Пролог.
Долина смерти.
Территория мраров.
- Ешь! - в мою сторону полетел очередной кусок сырого мяса. Отвратительный запах крови... Меня мутит. Затылок раскалывается от боли. А может, во всём виноват голод. 'Голод' - такое незнакомое слово... было... до последних дней.
Осторожно прислонив голову к решётке, я смотрю в лицо своего стража. Сегодня другой - с рыжей шерстью, покрытой инеем, и в драных сапогах, явно снятых с ног какого-то бедняги, мёртвого, конечно. Вряд ли на свете много людей, кто смог бы устоять в бою против этого верзилы ростом в два человека. Они вообще высокие, те, кто нас пленил.
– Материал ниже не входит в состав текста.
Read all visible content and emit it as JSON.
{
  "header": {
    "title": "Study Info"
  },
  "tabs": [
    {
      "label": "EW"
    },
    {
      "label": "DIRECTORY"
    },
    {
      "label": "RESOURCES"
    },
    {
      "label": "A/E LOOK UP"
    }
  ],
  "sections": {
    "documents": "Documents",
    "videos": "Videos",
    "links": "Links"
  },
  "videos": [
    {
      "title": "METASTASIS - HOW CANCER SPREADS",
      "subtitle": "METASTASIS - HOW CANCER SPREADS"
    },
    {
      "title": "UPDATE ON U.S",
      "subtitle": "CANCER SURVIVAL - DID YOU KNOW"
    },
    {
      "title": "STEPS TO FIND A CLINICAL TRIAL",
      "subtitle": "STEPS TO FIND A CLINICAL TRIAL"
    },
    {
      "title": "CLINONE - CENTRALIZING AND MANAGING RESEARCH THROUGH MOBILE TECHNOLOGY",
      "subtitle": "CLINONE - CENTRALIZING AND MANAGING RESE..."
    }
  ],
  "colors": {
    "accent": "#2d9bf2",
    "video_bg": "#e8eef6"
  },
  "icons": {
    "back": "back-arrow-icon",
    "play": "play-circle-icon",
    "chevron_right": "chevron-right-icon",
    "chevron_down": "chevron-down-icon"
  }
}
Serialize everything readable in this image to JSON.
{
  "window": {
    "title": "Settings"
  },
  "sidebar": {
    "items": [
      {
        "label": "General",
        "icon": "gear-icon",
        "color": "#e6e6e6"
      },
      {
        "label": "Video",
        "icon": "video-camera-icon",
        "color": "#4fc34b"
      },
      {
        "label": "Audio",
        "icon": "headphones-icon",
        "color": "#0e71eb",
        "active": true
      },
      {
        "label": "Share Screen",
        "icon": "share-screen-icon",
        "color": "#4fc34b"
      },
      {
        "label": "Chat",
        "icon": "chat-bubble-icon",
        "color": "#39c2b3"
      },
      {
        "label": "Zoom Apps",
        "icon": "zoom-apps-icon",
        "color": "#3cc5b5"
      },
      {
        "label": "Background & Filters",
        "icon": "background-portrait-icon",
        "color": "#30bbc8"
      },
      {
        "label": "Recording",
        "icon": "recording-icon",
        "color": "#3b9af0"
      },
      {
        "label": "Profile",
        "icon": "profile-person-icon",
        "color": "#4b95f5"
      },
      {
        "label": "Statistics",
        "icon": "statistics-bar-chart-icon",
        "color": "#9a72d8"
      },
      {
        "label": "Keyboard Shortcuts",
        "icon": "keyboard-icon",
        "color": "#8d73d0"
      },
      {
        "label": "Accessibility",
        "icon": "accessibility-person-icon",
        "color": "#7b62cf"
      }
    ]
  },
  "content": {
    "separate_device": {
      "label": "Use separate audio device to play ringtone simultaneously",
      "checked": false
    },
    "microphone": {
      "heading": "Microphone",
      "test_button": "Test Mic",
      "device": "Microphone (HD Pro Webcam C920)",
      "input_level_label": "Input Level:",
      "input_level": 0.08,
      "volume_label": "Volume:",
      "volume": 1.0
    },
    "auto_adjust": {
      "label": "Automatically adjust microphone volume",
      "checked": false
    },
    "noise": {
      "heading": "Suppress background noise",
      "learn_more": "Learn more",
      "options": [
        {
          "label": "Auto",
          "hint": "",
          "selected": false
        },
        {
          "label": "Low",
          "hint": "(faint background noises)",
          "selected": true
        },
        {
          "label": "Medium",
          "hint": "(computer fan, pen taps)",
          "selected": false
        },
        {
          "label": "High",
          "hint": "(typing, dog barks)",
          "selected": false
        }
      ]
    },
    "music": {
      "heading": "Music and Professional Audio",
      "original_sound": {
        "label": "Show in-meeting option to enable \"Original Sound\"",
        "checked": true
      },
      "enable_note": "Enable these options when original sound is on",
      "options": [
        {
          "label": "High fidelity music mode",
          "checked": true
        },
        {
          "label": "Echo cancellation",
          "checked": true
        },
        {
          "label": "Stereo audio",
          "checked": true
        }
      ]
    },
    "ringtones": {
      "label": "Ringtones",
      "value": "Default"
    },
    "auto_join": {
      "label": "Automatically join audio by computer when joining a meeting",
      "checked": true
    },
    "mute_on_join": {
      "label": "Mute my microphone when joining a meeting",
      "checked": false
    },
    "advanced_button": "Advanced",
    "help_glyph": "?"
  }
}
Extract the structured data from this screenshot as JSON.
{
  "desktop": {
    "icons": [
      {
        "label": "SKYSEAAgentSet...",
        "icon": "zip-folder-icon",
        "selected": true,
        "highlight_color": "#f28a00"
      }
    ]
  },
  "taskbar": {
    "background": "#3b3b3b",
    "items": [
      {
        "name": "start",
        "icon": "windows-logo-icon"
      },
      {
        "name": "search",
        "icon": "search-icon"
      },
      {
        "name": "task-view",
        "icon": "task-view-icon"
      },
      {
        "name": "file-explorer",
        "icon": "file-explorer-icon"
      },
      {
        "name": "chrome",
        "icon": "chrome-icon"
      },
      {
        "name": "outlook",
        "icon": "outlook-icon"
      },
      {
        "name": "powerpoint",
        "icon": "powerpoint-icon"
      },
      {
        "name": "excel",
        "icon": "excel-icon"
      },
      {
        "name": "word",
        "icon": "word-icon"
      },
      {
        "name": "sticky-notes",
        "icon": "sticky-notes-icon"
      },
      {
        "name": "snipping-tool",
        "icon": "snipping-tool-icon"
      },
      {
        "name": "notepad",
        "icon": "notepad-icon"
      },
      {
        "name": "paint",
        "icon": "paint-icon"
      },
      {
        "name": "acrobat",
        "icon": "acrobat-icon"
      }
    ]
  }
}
- Ешь... или сдохни! - честно говоря, я предпочту второе. Но пока не получается... Я пыталась, правда. Но мой первый страж - монстр с белесыми жидкими волосами на широколобой голове - забавлялся, жестами говоря мне, умру я - умрут и остальные.
- Нет! - мне так хочется выплюнуть ему это в лицо, вернее в рожу, в это щетинистое нечто, с кустистыми бровями и распластанным носом, испещренное сотнями уродливых шрамов, один из которых стягивал кожу и приподнимал край верхней губы, обнажая жёлтый клык.
- Давай, Тхаа! - они часто зовут меня этим именем. Я не знаю, что оно означает, да и не хочу знать. Ничего не хочу. Лютый мороз заставляет меня кутаться в грязные волчьи шкуры, натягивать рваный подол платья на избитые колени.
- Ты будешь слушаться меня! - огромная рука, замотанная в холстину, тычет мне в лицо покрытый шерстью кусок. Кровь сбегает по белой ладони стража и капает мне на грудь. Отворачиваться нельзя. Закрывать глаза - тем более. Почему-то эти дикари воспринимают отказ от еды как оскорбление. Остаётся лишь одно: либо жевать еще тёплую плоть убитого оленя, либо невидящим взором смотреть вперёд. Последнее - труднее всего. Про сырое мясо, я вообще молчу. Пробовала, когда очень хотела жить. Желудку не понравилось. Больше не рисковала, предпочитая те немногие крохи заплесневелого хлеба, что так редко перепадали пленникам.
Что-то гневно прорычав, стражник хлестнул меня по лицу. Благо, олениной. Она мягче его руки. Я знаю. Дикий гогот со стороны остальных воинов, сгрудившихся возле чахлого костра, был ему ответом. Плюнув мне под ноги, Рыжий присоединился к своим.
Тело ломит от побоев. Порой мне кажется, что с ног до головы я покрыта ссадинами и синяками. Это малая плата за чёрствую краюшку хлеба и черпак талой воды, которые мне всё-таки подсунули под дверь решётки. Но я рада. Сегодня дети будут жить.
Три или четыре дня назад из под вонючих шкур стражник выволок малыша лет шести. Он был слишком худ, к тому же в пути у него началась горячка. Я знала его еще по Крепости, младший из сыновей булочника. Я и трое мальчиков молча смотрели, как Луко сбросили с одной из Ледяных скал, мимо которых мы тогда держали путь. Дети не плакали. И даже не просили попрощаться с умершим. Мы все как-то сразу поняли, что... мы - никто. Это пугает. Ощущать себя никем - это действительно страшно.